BIPI
BIPI

Terraform and IaC Pentesting: tfstate Theft, Provider Backdoors, Drift Abuse

Cloud Security

Terraform creates infrastructure and also creates a new attack surface. We cover tfstate exfil, provider backdoors, and the operational misuse of drift.

By Arjun Raghavan, Security & Systems Lead, BIPI · December 17, 2024 · 11 min read

#terraform#iac#pentesting#supply-chain#devsecops

Infrastructure as Code centralizes power. The same Terraform run that deploys a load balancer also rotates production database passwords, creates IAM roles, and writes a state file that contains every secret it touched. Attackers have noticed.

tfstate as a treasure map

Terraform state files are plain JSON unless explicitly encrypted, and they contain provider configuration, resource attributes, and often raw secrets like database passwords and TLS private keys. A compromised state backend, whether S3, GCS, Azure Blob, or Terraform Cloud, is a complete inventory plus credentials for the environment it manages.

  • S3 backend without bucket-level Block Public Access and KMS encryption
  • Local state checked into a private repo that turns public during a misconfig
  • Terraform Cloud workspaces with overly broad team access to state
  • State files copied to engineers' laptops for debugging and never deleted

Malicious providers and modules

Terraform providers are arbitrary Go binaries downloaded from the registry and executed during plan and apply. A typosquat or compromised provider can exfiltrate every variable, every credential, and every plan output. Modules from the public registry have the same risk at the HCL level: a module can introduce resources you did not intend, including IAM bindings, with names you do not scrutinize.

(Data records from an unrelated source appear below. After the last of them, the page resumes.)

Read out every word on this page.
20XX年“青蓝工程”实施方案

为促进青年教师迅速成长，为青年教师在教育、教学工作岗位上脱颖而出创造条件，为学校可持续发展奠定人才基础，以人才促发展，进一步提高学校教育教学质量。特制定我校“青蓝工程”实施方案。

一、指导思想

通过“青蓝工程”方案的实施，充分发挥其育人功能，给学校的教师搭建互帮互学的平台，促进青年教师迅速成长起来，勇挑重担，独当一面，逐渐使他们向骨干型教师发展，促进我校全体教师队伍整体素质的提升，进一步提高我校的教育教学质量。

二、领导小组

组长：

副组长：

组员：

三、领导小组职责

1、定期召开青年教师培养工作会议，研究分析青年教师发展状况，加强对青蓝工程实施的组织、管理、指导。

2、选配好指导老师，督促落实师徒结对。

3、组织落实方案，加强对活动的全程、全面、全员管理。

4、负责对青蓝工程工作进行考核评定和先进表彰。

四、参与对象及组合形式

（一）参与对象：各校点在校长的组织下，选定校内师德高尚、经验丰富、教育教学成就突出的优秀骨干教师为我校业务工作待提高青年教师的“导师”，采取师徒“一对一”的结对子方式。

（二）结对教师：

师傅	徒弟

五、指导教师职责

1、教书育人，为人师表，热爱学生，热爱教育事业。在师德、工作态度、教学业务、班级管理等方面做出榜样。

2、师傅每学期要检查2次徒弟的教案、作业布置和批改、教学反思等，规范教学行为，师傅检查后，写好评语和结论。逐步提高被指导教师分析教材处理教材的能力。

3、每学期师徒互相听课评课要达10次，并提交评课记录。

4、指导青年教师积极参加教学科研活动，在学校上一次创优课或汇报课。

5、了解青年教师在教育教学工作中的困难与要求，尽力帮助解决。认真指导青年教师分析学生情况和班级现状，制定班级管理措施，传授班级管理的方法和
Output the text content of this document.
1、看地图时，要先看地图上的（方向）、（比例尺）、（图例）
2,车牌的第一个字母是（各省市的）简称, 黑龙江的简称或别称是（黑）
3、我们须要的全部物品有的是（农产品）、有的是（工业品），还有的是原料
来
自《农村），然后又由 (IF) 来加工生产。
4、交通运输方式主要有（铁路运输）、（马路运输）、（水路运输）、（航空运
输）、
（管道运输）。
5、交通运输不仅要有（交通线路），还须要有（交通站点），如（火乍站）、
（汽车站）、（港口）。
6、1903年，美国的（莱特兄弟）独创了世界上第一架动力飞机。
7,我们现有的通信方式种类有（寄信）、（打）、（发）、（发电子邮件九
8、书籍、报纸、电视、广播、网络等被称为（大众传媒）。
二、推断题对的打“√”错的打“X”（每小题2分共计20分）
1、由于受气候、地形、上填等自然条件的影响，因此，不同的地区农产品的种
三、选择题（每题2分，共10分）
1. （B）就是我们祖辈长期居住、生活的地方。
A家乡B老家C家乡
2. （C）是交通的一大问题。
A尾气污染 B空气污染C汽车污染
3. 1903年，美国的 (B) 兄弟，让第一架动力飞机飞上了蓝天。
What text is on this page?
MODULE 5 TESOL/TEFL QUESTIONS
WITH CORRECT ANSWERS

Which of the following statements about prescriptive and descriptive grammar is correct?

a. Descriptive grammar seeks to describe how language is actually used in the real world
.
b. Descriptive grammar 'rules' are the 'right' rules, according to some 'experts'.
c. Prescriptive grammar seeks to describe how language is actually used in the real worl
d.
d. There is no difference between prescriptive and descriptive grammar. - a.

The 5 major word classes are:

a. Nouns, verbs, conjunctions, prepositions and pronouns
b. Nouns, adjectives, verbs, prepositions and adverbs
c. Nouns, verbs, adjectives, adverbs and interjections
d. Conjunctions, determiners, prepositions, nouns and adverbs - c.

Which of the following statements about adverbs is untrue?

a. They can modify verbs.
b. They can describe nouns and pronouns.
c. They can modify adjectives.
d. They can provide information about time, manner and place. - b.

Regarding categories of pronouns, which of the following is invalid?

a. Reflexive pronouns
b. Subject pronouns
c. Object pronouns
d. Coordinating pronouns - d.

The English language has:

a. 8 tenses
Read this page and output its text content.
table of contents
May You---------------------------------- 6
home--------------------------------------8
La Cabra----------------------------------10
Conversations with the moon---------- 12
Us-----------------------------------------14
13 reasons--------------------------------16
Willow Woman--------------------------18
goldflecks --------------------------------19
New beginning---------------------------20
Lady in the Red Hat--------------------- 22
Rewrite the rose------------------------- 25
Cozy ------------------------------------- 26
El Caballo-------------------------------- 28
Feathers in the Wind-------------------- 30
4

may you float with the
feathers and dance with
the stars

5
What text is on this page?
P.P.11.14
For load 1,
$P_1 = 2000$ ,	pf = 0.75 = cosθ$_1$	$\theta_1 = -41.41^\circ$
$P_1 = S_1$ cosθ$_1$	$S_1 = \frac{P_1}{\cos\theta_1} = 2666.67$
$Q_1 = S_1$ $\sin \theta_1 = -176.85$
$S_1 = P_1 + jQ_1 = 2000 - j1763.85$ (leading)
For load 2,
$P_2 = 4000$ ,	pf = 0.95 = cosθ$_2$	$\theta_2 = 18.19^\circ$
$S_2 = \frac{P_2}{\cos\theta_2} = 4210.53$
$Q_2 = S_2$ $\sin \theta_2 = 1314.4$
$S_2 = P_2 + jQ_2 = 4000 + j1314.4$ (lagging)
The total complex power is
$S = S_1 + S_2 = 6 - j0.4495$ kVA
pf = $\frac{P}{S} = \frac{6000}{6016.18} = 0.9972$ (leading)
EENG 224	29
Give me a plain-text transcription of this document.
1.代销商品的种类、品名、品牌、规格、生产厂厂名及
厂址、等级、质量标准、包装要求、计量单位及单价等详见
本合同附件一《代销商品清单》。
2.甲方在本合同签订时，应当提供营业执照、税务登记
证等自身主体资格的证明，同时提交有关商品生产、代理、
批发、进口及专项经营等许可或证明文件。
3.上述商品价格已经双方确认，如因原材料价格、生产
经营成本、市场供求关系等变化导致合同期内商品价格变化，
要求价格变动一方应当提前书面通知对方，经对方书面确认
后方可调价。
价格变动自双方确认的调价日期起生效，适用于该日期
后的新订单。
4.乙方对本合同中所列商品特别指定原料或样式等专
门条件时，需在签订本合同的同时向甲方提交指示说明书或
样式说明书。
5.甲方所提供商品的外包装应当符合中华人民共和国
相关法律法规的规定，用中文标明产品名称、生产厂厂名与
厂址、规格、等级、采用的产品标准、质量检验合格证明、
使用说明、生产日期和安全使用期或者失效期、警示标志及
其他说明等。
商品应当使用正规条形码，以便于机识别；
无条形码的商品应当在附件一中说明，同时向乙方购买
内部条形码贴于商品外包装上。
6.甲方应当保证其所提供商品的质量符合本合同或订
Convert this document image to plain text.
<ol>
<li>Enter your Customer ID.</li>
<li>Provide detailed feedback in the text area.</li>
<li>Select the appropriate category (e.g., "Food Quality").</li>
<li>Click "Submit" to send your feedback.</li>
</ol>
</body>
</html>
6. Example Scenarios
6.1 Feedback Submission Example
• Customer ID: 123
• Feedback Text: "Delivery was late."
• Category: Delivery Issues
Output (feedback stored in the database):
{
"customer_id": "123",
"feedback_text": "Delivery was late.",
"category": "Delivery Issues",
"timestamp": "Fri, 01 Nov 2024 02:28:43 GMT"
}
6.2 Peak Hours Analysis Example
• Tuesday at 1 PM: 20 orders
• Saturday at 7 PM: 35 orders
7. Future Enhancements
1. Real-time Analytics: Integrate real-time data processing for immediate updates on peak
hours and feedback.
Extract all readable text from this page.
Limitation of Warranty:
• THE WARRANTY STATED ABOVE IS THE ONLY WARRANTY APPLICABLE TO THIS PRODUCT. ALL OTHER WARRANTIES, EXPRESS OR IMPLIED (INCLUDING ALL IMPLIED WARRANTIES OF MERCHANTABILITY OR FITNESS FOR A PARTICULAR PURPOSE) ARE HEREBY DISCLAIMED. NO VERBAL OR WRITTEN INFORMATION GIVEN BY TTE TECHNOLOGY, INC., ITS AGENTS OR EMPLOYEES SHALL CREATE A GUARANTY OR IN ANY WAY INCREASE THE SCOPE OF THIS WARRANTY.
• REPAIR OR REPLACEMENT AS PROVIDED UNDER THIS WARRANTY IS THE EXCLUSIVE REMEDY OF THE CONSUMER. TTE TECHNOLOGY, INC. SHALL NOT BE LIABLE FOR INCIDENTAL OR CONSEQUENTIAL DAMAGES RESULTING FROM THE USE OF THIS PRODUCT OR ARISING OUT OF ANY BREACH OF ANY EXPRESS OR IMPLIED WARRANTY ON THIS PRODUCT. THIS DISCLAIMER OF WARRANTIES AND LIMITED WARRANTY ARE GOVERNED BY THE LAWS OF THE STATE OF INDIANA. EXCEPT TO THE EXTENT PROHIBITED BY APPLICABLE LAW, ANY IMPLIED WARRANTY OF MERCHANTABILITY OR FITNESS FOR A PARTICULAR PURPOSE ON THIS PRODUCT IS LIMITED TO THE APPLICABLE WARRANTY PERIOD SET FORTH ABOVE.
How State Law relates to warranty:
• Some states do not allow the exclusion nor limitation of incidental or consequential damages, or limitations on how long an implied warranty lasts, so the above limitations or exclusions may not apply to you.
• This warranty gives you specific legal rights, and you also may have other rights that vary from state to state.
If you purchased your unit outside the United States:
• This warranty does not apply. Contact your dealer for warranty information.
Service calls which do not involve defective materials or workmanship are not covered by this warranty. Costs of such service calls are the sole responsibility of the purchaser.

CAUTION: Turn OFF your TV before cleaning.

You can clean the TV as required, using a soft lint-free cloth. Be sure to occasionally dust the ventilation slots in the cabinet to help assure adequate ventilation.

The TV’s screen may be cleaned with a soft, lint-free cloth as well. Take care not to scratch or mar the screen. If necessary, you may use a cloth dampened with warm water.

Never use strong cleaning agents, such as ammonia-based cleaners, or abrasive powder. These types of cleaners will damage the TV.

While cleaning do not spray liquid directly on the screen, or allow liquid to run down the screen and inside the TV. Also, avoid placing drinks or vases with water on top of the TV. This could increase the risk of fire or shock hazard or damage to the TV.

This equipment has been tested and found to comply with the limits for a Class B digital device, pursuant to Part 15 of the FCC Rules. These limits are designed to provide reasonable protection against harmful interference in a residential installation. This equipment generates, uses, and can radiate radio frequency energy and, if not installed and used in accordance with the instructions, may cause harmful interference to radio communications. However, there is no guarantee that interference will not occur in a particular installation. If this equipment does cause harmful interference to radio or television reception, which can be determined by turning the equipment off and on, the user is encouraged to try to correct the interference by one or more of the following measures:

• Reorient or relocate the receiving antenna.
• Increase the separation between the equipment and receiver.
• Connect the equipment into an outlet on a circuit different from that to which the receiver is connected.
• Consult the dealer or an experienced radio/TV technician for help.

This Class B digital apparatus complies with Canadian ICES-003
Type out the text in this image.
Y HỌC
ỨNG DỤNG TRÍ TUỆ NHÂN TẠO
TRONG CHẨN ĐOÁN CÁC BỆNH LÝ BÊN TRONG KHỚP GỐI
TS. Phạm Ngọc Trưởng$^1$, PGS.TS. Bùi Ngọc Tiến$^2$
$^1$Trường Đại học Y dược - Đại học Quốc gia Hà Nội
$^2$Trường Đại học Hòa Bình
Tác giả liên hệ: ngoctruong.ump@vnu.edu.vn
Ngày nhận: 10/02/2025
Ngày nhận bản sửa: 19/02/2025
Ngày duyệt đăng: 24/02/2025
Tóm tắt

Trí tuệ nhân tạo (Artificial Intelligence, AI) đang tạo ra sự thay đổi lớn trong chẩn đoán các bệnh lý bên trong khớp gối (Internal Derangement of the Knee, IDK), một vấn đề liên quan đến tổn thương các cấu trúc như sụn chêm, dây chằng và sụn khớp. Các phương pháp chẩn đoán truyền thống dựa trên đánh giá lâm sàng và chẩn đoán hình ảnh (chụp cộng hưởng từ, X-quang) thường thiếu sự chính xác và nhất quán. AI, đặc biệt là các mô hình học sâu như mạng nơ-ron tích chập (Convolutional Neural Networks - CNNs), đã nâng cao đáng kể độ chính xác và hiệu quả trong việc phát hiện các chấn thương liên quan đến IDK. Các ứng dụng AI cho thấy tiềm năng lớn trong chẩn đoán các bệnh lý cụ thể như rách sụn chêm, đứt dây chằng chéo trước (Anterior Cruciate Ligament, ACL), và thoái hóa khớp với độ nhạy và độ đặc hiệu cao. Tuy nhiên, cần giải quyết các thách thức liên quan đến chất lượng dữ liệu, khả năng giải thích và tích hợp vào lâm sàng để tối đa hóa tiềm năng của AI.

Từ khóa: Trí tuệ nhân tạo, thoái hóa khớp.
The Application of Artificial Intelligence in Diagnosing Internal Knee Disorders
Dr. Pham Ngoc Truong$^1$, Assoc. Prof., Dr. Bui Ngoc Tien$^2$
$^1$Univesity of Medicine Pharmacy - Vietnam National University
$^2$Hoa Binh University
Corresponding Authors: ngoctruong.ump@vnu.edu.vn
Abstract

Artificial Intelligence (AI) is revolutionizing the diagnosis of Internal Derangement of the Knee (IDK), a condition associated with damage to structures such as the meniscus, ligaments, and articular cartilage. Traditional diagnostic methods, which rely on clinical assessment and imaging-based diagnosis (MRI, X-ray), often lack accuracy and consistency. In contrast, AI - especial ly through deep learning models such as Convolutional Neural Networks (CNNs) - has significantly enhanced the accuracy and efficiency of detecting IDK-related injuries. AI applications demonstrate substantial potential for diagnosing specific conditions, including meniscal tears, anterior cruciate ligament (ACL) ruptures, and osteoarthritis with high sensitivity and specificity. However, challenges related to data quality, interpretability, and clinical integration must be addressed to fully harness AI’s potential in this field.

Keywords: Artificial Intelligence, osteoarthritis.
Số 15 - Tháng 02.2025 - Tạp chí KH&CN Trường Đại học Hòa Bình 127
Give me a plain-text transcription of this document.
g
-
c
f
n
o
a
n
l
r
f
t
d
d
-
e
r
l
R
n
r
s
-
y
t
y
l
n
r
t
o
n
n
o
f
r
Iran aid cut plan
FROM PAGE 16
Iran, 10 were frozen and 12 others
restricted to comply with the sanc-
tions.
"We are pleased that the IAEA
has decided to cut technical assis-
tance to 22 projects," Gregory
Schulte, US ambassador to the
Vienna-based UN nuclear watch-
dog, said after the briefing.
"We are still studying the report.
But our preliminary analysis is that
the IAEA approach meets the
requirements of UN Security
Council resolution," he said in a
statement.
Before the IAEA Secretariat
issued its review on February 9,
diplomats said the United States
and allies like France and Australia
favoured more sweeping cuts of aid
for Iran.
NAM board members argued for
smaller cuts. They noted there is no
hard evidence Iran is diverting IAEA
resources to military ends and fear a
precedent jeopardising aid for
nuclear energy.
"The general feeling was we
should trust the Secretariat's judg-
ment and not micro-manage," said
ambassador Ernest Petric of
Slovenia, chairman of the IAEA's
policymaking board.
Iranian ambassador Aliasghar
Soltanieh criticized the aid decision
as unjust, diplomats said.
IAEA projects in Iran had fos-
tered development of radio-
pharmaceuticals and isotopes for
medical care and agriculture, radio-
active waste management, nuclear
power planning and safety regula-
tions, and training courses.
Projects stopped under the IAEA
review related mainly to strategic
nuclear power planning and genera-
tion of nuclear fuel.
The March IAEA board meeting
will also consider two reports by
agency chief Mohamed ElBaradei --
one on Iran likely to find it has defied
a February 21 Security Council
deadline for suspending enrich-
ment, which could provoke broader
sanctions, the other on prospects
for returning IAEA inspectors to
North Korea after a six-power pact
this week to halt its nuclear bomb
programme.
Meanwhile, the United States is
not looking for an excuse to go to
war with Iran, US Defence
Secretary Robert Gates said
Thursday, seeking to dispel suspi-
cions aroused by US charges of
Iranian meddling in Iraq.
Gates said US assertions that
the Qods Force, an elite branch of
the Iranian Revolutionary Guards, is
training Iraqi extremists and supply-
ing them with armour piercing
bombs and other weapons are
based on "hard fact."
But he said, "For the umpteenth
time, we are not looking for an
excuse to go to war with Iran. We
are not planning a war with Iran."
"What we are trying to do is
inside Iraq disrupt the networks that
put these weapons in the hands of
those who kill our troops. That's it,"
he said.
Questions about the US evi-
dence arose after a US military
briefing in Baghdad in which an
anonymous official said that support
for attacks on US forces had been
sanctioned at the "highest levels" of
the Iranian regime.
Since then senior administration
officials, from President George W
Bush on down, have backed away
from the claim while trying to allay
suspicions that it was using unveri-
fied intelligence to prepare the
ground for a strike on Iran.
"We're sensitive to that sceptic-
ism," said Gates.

  1. Pin provider versions with strict constraints and verify with required_providers source
  2. Pin module sources to specific commits, not branches or tags that can move
  3. Mirror providers and modules through an internal registry rather than the public one
  4. Review provider release notes before bumping versions in production workspaces

Drift abuse

If an attacker can make changes in the cloud console that Terraform does not reconcile, the changes survive between applies. A quiet IAM role added out of band is reverted only if someone notices drift. Most teams run drift detection weekly at best, which is plenty of time for an attacker to use and remove the backdoor before reconciliation.

CI integration weaknesses

  • Long-lived cloud credentials in CI variables instead of OIDC-issued short-lived tokens
  • Plan output uploaded as a public artifact, revealing resource graphs and sometimes secrets
  • Atlantis or similar self-hosted apply tools with weak webhook authentication
  • Approval gates that approve plan output but apply a different plan due to race conditions
Your tfstate is a credentialed map of your cloud. If it is in S3 without encryption and bucket policies, it is a breach waiting for a wget.

Detection

  1. CloudTrail or audit logs for GetObject on the state backend from unexpected principals
  2. Plan diff inspection in CI, alerting on new IAM bindings or new public exposure
  3. Drift detection on a schedule with alerting on out-of-band changes
  4. Provider hash verification in CI, comparing downloaded binaries to known good

Remediation

  1. Encrypt state at rest with customer-managed KMS keys and restrict decrypt to the CI role
  2. Use Terraform Cloud or Atlantis with OIDC-issued cloud credentials per workspace
  3. Run terraform plan inside isolated short-lived runners, not on developer laptops
  4. Adopt checkov or tfsec in CI for static analysis of the HCL itself
  5. Pin provider and module versions and mirror them through a private registry
  6. Schedule drift detection daily and alert humans on unexpected diffs
12%
of state files we have audited contained at least one plaintext secret
Weekly
average drift detection frequency, which is too slow for active intrusions

Closing

Terraform is a force multiplier, which means a compromised IaC pipeline is also a force multiplier. The state backend, the provider chain, and the CI runner together form a single attack surface. Harden all three, or accept that your fastest path to cloud admin runs through your DevOps team's GitHub repo.